6.      Devem ser fixados prazos razoáveis para as diferentes fases, a fim de permitir que se disponha de tempo suficiente para informar o público e para que o público interessado se possa preparar e possa participar efectivamente ao longo do processo de tomada de decisão em matéria de ambiente sob reserva do disposto no presente artigo.»

10      O artigo 10.° A da Directiva 85/337 tem a seguinte redacção:

«Os Estados‑Membros devem assegurar que, de acordo com o sistema jurídico nacional relevante, os membros do público em causa que:

a)      Tenham um interesse suficiente ou, em alternativa;

b)      Invoquem a violação de um direito, sempre que a legislação de processo administrativo de um Estado‑Membro assim o exija como requisito prévio,

tenham a possibilidade de interpor recurso perante um tribunal ou outro órgão independente e imparcial criado por lei para impugnar a legalidade substantiva ou processual de qualquer decisão, acto ou omissão abrangido pelas disposições de participação do público estabelecidas na presente directiva.

Os Estados‑Membros devem determinar a fase na qual as decisões, actos ou omissões podem ser impugnados.

Os Estados‑Membros devem determinar o que constitui um interesse suficiente e a violação de um direito, de acordo com o objectivo que consiste em proporcionar ao público em causa um vasto acesso à justiça.

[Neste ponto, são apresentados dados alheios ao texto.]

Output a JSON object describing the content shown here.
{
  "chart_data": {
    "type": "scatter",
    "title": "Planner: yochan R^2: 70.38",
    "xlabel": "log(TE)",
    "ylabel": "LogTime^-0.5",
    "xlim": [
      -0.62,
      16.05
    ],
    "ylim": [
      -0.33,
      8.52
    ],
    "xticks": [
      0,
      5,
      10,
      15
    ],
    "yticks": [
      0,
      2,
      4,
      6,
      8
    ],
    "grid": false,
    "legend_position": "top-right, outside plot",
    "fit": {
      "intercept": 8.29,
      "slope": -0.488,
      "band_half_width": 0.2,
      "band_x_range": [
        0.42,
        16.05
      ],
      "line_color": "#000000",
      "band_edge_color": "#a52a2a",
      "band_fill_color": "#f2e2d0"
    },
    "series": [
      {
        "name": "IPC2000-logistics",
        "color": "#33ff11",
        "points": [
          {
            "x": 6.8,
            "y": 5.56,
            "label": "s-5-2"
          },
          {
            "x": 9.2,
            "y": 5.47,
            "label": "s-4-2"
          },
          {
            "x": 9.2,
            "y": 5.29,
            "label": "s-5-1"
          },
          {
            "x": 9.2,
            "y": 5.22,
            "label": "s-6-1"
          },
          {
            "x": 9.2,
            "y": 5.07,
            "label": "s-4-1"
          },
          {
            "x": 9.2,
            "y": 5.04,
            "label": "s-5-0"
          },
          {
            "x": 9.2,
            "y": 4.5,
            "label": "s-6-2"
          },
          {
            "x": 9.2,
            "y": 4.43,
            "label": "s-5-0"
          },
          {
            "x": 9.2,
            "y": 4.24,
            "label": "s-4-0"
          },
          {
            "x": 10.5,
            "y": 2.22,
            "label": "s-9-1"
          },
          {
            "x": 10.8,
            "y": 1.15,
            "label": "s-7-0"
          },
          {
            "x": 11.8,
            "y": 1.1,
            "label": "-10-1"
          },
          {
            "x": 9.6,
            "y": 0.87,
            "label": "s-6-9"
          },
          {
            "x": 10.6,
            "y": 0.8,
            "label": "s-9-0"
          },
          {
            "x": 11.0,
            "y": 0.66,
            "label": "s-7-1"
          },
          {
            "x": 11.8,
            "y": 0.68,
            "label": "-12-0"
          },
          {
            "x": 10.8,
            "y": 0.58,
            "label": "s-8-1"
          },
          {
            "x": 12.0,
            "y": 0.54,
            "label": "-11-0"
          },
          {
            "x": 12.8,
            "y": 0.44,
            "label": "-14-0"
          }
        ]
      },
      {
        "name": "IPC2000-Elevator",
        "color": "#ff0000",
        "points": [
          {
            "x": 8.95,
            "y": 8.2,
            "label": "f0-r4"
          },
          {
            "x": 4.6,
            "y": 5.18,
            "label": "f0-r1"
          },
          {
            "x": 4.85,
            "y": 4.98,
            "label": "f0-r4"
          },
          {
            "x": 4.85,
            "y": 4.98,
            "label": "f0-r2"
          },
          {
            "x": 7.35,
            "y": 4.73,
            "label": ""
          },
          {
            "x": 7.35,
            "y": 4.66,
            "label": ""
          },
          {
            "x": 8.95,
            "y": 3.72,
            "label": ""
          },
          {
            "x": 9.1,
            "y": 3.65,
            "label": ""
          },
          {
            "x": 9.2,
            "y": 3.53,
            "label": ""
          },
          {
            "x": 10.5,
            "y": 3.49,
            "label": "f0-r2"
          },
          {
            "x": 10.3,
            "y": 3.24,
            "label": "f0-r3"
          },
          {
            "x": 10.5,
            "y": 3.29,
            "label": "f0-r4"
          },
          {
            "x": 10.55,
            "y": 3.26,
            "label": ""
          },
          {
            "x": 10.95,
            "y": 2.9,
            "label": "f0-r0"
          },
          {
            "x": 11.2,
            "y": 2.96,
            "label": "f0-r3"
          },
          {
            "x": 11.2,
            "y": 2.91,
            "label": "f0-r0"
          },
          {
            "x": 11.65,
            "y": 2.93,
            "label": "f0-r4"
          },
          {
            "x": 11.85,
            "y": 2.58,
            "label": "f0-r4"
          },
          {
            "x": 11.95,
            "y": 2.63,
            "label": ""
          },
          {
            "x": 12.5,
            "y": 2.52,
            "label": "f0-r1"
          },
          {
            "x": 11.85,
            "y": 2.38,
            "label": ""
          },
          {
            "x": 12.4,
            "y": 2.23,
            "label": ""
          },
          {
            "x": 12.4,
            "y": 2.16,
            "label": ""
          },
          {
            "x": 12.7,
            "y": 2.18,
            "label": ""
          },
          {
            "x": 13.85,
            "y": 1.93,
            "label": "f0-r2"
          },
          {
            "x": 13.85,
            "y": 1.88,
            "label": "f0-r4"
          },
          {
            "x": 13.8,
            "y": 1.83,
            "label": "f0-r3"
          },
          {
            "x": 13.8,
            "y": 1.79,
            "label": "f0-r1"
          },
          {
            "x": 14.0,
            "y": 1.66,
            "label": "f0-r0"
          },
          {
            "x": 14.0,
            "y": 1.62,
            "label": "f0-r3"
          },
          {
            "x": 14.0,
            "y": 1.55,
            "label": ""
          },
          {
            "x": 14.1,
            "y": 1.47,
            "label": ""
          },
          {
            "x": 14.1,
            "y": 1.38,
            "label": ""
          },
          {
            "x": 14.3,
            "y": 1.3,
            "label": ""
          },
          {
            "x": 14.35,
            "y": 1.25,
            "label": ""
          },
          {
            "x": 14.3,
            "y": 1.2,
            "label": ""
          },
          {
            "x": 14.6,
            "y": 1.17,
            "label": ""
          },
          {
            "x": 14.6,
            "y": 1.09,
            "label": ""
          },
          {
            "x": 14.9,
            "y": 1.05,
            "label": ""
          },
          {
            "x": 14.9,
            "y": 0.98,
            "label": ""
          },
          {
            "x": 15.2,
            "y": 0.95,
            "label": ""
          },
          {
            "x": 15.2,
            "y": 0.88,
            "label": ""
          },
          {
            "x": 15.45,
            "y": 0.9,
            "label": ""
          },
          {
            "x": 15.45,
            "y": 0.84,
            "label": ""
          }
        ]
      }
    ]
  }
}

Para tal, considera‑se suficiente, para efeitos da alínea a) do presente artigo, o interesse de qualquer organização não governamental que cumpra os requisitos referidos no n.° 2 do artigo 1.° Igualmente se considera, para efeitos da alínea b) do presente artigo, que tais organizações têm direitos susceptíveis de ser violados.

O presente artigo não exclui a possibilidade de um recurso preliminar para uma autoridade administrativa e não afecta o requisito de exaustão dos recursos administrativos prévios aos recursos judiciais, caso esse requisito exista na legislação nacional.

O referido processo deve ser justo, equitativo, atempado e não exageradamente dispendioso.

Para melhorar a eficácia das disposições do presente artigo, os Estados‑Membros devem garantir que sejam postas à disposição do público informações práticas relativas ao acesso às vias de recurso administrativo e judicial.»

 Direito nacional

11      A drenagem das águas subterrâneas e a infiltração de água para aumentar os níveis das águas subterrâneas, bem como a construção de instalações para o efeito constituem uma actividade sujeita a licença, nos termos dos §§ 2 e 9 do capítulo 11 da Lei do Ambiente. Em primeira instância, os pedidos de autorização neste domínio específico são apreciados pelas Secções de Ambiente, em aplicação do § 9, b), desta lei. Das decisões das Secções de Ambiente pode recorrer‑se para uma secção superior em matéria ambiental, cujos acórdãos, por sua vez, nos termos dos §§ 1 e 9 do capítulo 23 da referida lei, são recorríveis para o Högsta domstolen (Supremo Tribunal).

12      As disposições sobre a avaliação do impacto ambiental figuram no capítulo 6 da Lei do Ambiente, nelas se prevendo, designadamente, que quem pretender dedicar‑se a uma actividade sujeita a licença deverá consultar o länsstyrelsen (governo provincial), autoridade de tutela, e os particulares que possam considerar‑se especialmente afectados. Cabe à referida autoridade pronunciar‑se sobre se a actividade projectada poderá ter um impacto significativo no ambiente. Se assim o considerar, a consulta deve ser alargada a outros órgãos do Estado e aos municípios, ao público e às organizações que possam ser interessadas.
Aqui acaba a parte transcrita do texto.